This week’s Sentiment Survey special question asked AAII members how the Dow Jones industrial average’s and the S&P 500 index’s inability to revisit their respective January highs is impacting their sentiment toward stocks. Respondents generally fell into one of three groups. The largest group, representing 39% of all respondents, say the lack of new highs mostly is not impacting their sentiment. Many of them describe themselves as long-term investors or see this as normal market activity. Just under 30% have become more cautious, with several saying they are holding off on buying new stocks or are uncertain about how the macro (especially political) backdrop will evolve. About 29% are optimistic about stock prices, particularly because they believe a short-term bottom has either already been set or because the economy is continuing to grow.
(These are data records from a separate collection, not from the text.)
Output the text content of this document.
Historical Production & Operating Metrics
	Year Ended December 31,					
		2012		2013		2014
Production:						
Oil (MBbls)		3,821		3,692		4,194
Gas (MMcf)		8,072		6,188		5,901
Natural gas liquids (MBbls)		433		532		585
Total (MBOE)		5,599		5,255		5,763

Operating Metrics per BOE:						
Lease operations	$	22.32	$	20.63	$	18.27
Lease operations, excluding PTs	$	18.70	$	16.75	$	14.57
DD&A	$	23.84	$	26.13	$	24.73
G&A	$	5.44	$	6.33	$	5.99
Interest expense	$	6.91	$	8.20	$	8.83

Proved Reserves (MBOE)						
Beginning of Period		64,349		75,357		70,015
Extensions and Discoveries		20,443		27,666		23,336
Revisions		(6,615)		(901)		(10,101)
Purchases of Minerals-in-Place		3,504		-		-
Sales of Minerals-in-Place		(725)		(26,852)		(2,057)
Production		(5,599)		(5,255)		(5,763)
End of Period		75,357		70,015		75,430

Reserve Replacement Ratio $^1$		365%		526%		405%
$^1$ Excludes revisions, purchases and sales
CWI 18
Here is a sampling of the responses:
- “The fact that the Dow and the S&P 500 are below their highs means that I’m buying at a lower price.”
- “It’s not. I think we are still in a bull market and stocks will go up this year.”
- “I’m a bit more cautious and more cognizant of the volatility; however, I feel the economy and fundamentals are solid, so I’m still bullish.”
- “I am staying invested; I am not adding at this time as I am building my cash balance to entertain some upcoming purchases.”
- “More careful regarding stock selection. Not necessarily more conservative, but I am taking fewer chances.”